Endoscopic Carpal Tunnel Release

This type of surgery is done using an endoscope placed in a small incision and may be used in conjunction with a camera or video system. Endoscopic Carpal Tunnel Release most often uses a local or regional anesthetic to numb the wrist and hand area. In some cases, individuals are sedated for the surgery. Dr. Berry makes a small opening below the crease of the wrist and inserts the endoscope to view the Carpal Tunnel. Sometimes, Dr. Berry will make a second incision in the palm of the hand. Dr. Berry then places a tube called a cannula along the side of the Median Nerve. He inserts a special surgical instrument through the cannula that makes an incision in the Transverse Carpal Ligament.

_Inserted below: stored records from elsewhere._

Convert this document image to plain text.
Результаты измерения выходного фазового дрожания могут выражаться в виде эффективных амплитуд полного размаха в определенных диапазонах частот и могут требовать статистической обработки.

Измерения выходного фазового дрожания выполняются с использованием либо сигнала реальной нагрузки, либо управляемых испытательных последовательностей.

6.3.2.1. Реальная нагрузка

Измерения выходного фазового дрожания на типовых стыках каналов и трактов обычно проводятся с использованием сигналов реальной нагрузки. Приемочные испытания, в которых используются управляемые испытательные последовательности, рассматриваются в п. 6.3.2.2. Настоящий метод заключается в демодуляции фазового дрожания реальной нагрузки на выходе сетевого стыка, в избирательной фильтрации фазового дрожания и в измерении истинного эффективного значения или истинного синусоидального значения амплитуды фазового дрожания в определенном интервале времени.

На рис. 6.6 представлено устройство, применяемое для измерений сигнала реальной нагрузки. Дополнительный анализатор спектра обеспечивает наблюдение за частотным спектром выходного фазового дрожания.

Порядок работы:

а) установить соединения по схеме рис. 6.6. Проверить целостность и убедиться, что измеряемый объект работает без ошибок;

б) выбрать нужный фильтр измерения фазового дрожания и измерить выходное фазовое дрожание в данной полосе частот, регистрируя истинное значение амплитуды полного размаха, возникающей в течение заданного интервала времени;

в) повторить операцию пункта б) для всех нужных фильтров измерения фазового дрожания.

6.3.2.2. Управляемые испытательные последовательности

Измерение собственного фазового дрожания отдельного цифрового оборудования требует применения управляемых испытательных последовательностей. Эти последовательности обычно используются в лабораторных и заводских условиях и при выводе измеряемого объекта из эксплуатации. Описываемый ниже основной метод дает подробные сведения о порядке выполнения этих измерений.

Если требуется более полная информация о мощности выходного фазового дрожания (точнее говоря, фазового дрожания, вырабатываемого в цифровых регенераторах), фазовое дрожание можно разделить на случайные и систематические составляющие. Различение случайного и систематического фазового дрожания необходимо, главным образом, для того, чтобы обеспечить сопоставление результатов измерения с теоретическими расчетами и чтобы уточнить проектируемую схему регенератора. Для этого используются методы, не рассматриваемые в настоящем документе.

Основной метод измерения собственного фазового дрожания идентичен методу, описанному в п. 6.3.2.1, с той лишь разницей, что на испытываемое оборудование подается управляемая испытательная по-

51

Endoscopic Carpal Tunnel Release avoids some of the tissue in the palm.

Individuals may heal faster and experience less discomfort.

Following Carpal Tunnel Syndrome surgery, the incision will be wrapped in a soft dressing. It may be recommended that you wear a splint to provide support and promote healing. You should be able to move your fingers immediately after surgery. However, you will need to avoid heavy grasping or pinching motions for about six weeks. Dr. Berry may recommend that you undergo some physical therapy to gain strength, joint stability, and coordination. It may take several months for strength in the wrist and hand to return to its normal condition.

The Median Nerve passes from the arm, through the wrist, and into the fingers. In the center of the wrist joint, the Median nerve passes through the Carpal Tunnel. The wrist bones form the bottom of the Carpal Tunnel. The Transverse Carpal Ligament covers the top. In addition to the Median Nerve, the Carpal Tunnel also is made up of many tendons. These tendons attach to the muscles, allowing our fingers to bend or flex.

The Median Nerve supplies the sense of feeling to our thumb, index finger, middle finger, and about half of the ring finger. The Median Nerve also sends messages to the Thenar Muscles that move the thumb. When compressed inside the Carpal Tunnel, the Median Nerve sends faulty messages as it travels into the hand and fingers.